Le mage blanc s'approcha et le regarda d'un air pensif, se demandant visiblement s'il allait tenter une nouvelle attaque.
Le jeune homme leva vers lui des yeux brillants de rage.
— Je vous déteste, cracha-t-il avec ces dernières forces. Vous affirmez vouloir m'aider, mais en réalité vous vous contentez de vérifier que je suis bien hors d'état de nuire. Et vous n'hésitez pas une seule seconde à me torturer pour me faire dire ce que je ne sais pas. Je regrette qu'Athanasios ne vous ait pas vaincu et tué.
Absalom eut un sourire triste.
— Alors peut-être n'es-tu pas si différent de lui.
*
Arthur passa le reste de la nuit et une partie de la matinée prostré à même le sol, mal remis des attaques qu'Absalom avait lancées sur lui. Son moral était au plus bas. Il ne voyait aucune lueur qui pourrait venir éclairer sa triste situation. Cette fois-ci, Tassilon ne pourrait pas venir le sauver... Il était par ailleurs inquiet au sujet de l'elfe et de sa blessure. Personne n'avait voulu lui donner la moindre nouvelle.
Il entendit quelqu'un avancer dans le couloir mais ne jugea pas utile de bouger. Les gardes ne cessaient d'aller et venir devant sa cellule, probablement pour s'assurer que le jeune homme ne s'était pas évadé. Personne ne semblait cependant envisager réellement cette possibilité. Arthur n'avait même pas été enchaîné.
« Ils me sous-estiment», songea-t-il férocement, « et je pourrais tirer partie de cela ».

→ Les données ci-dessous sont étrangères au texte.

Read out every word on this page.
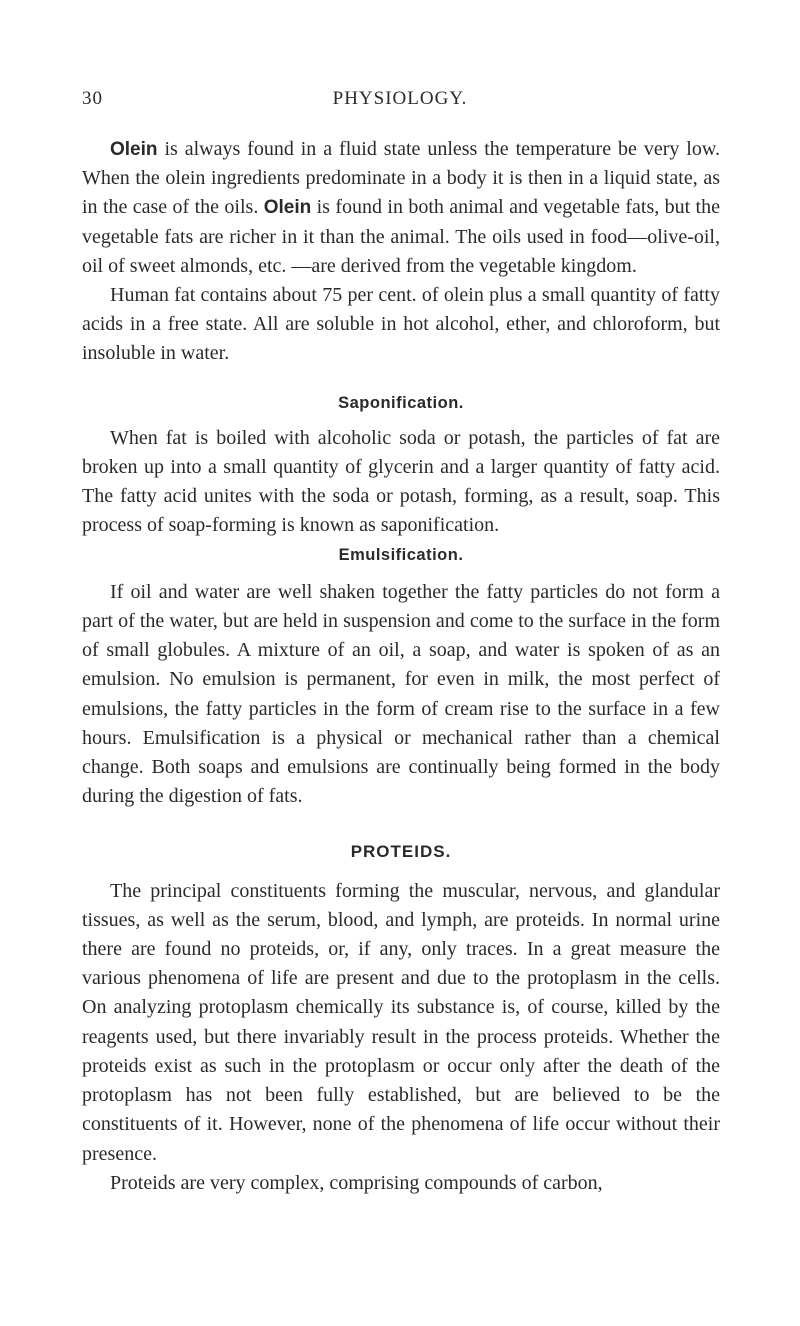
30	PHYSIOLOGY.

Olein is always found in a fluid state unless the temperature be very low. When the olein ingredients predominate in a body it is then in a liquid state, as in the case of the oils. Olein is found in both animal and vegetable fats, but the vegetable fats are richer in it than the animal. The oils used in food—olive-oil, oil of sweet almonds, etc. —are derived from the vegetable kingdom.

Human fat contains about 75 per cent. of olein plus a small quantity of fatty acids in a free state. All are soluble in hot alcohol, ether, and chloroform, but insoluble in water.

Saponification.

When fat is boiled with alcoholic soda or potash, the particles of fat are broken up into a small quantity of glycerin and a larger quantity of fatty acid. The fatty acid unites with the soda or potash, forming, as a result, soap. This process of soap-forming is known as saponification.

Emulsification.

If oil and water are well shaken together the fatty particles do not form a part of the water, but are held in suspension and come to the surface in the form of small globules. A mixture of an oil, a soap, and water is spoken of as an emulsion. No emulsion is permanent, for even in milk, the most perfect of emulsions, the fatty particles in the form of cream rise to the surface in a few hours. Emulsification is a physical or mechanical rather than a chemical change. Both soaps and emulsions are continually being formed in the body during the digestion of fats.

PROTEIDS.

The principal constituents forming the muscular, nervous, and glandular tissues, as well as the serum, blood, and lymph, are proteids. In normal urine there are found no proteids, or, if any, only traces. In a great measure the various phenomena of life are present and due to the protoplasm in the cells. On analyzing protoplasm chemically its substance is, of course, killed by the reagents used, but there invariably result in the process proteids. Whether the proteids exist as such in the protoplasm or occur only after the death of the protoplasm has not been fully established, but are believed to be the constituents of it. However, none of the phenomena of life occur without their presence.

Proteids are very complex, comprising compounds of carbon,
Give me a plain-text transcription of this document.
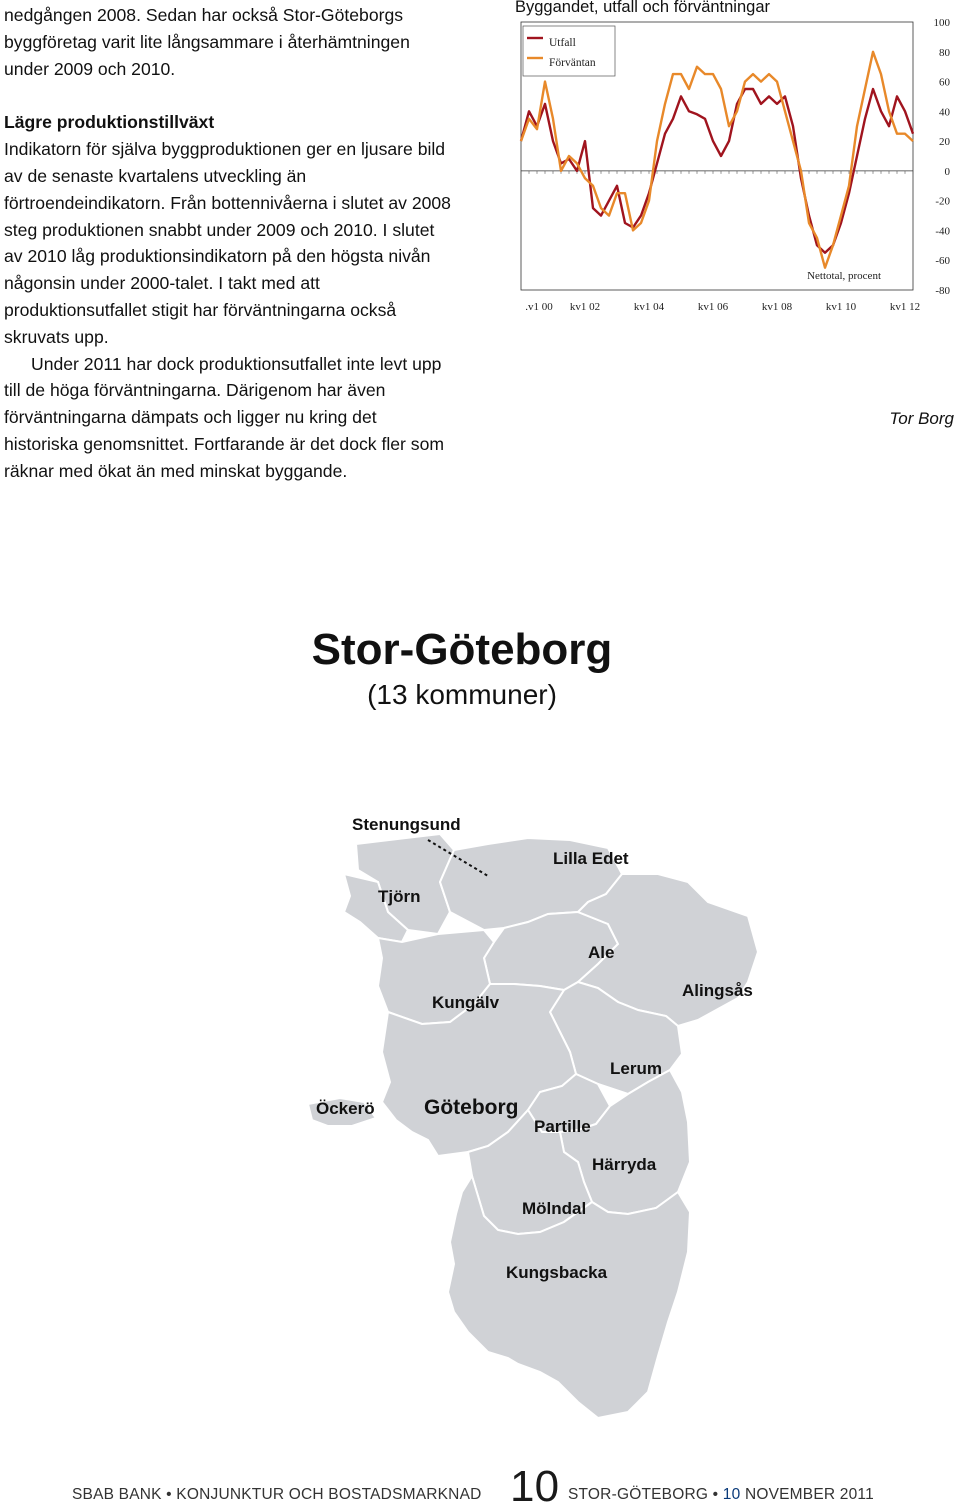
nedgången 2008. Sedan har också Stor-Göteborgs byggföretag varit lite långsammare i återhämtningen under 2009 och 2010.

Lägre produktionstillväxt

Indikatorn för själva byggproduktionen ger en ljusare bild av de senaste kvartalens utveckling än förtroendeindikatorn. Från bottennivåerna i slutet av 2008 steg produktionen snabbt under 2009 och 2010. I slutet av 2010 låg produktionsindikatorn på den högsta nivån någonsin under 2000-talet. I takt med att produktionsutfallet stigit har förväntningarna också skruvats upp.

Under 2011 har dock produktionsutfallet inte levt upp till de höga förväntningarna. Därigenom har även förväntningarna dämpats och ligger nu kring det historiska genomsnittet. Fortfarande är det dock fler som räknar med ökat än med minskat byggande.

Byggandet, utfall och förväntningar
100
80
60
40
20
0
-20
-40
-60
-80
.v1 00 kv1 02	kv1 04	kv1 06	kv1 08	kv1 10	kv1 12
Utfall
Förväntan
Nettotal, procent
Tor Borg
Stor-Göteborg
(13 kommuner)
Stenungsund
Lilla Edet
Tjörn
Ale
Kungälv
Alingsås
Lerum
Öckerö Göteborg
Partille
Härryda
Mölndal
Kungsbacka
SBAB BANK • KONJUNKTUR OCH BOSTADSMARKNAD 10 STOR-GÖTEBORG • 10 NOVEMBER 2011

Le Prince Noir lui avait bien recommandé de ne pas montrer ses pouvoirs, mais ne devrait-il pas tout faire pour chercher à s'en sortir? Pourrait-ils réussir à faire fondre les barreaux de sa cellule? Mais que faire ensuite pour échapper aux gardes? Si seulement il était capable de passer à travers les murs ou de se rendre invisible...
« Je refuse de finir ma vie en prison. Je suis Athanasios. Il est impensable que je ne trouve pas un moyen de m'échapper ».
Une assiette avec une cuillère en bois furent glissées par une fente sous la grille de la cellule.
Arthur tendit péniblement le bras pour s'emparer de la nourriture qu'il renifla avec méfiance. Il s'agissait visiblement d'une sorte de bouillie de céréales qui avait l'air bien moins appétissante que les mets qu'il avait eu coutume de déguster lors de son dernier séjour au château. Il avait cependant grand faim et avaler une quelconque nourriture pourrait lui rendre quelques forces indispensables à sa future évasion.
— Bonjour, Arthur, dit alors une voix que le jeune homme connaissait très bien.
Le jeune homme eut un moment d'hésitation avant de lever lentement les yeux vers Robert.